Performance drops dramatically when switch to model.eval

Dear all,
I am using pytorch=1.3.1 to train a deeplab-liked resnet50 model with two dataloaders, one is a source-domain dataloader, the other a target-domain dataloader, batch_size=8.

With the help of V100-32G GPU, the performance, eg: Dice score, of the model on both domains gets better and better when I set model.train. But if I switch model.train to model.eval to do evaluation on source/target domain training/validation set, strange thing emerged that the performance of the model drops dramatically to 0! And by the way, if I use the trained model to test on small batch, eg, 4/8 images, model.train mode will get a normal performance but model.eval get 0 performance.

After debugging, the problem was caused by BatchNorm2D layers.
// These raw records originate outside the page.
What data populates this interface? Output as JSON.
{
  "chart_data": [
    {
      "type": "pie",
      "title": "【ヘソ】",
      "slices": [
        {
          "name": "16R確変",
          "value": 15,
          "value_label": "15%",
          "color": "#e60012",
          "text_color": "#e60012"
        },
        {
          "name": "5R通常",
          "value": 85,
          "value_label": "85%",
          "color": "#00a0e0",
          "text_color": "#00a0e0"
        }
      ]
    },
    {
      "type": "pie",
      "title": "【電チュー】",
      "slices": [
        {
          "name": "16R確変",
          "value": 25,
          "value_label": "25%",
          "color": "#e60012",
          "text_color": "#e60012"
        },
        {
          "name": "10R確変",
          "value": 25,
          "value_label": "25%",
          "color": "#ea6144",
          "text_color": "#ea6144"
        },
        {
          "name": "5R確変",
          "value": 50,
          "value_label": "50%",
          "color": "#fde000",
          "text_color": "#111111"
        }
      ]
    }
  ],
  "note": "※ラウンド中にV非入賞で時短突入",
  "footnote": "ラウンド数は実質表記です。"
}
If I set model.train to do evaluation on any training or validation set, everything will be ok. But if I set model.eval, once again there the problem is.

I also find that other pytorch users encountered the problem, and their solutions such as set track_running_stats=False when creating BN layers, not to reuse BN layers or set a large batch_size can not help solve me out.
Performance highly degraded when eval() is activated in the test phase

So if others also trapped into this problem, I will be very happy that you can provide any suggetion.

Best, dong.

Frankly, I am doing an unsupervised domain adaptation project, so I figure out what is influencing the performance when using BatchNorm layers just now.

Here is the solution link which is helpful folayersr those UDA project with BatchNorm.
Possible Issue with batch norm train/eval modes

For a short word, this answer helps me a lot.

But it is very strange to do this because when we deploy a model pretrained on the training set, we don’t hope to change the parameters of the pretrained model, so I am exploring other solutions.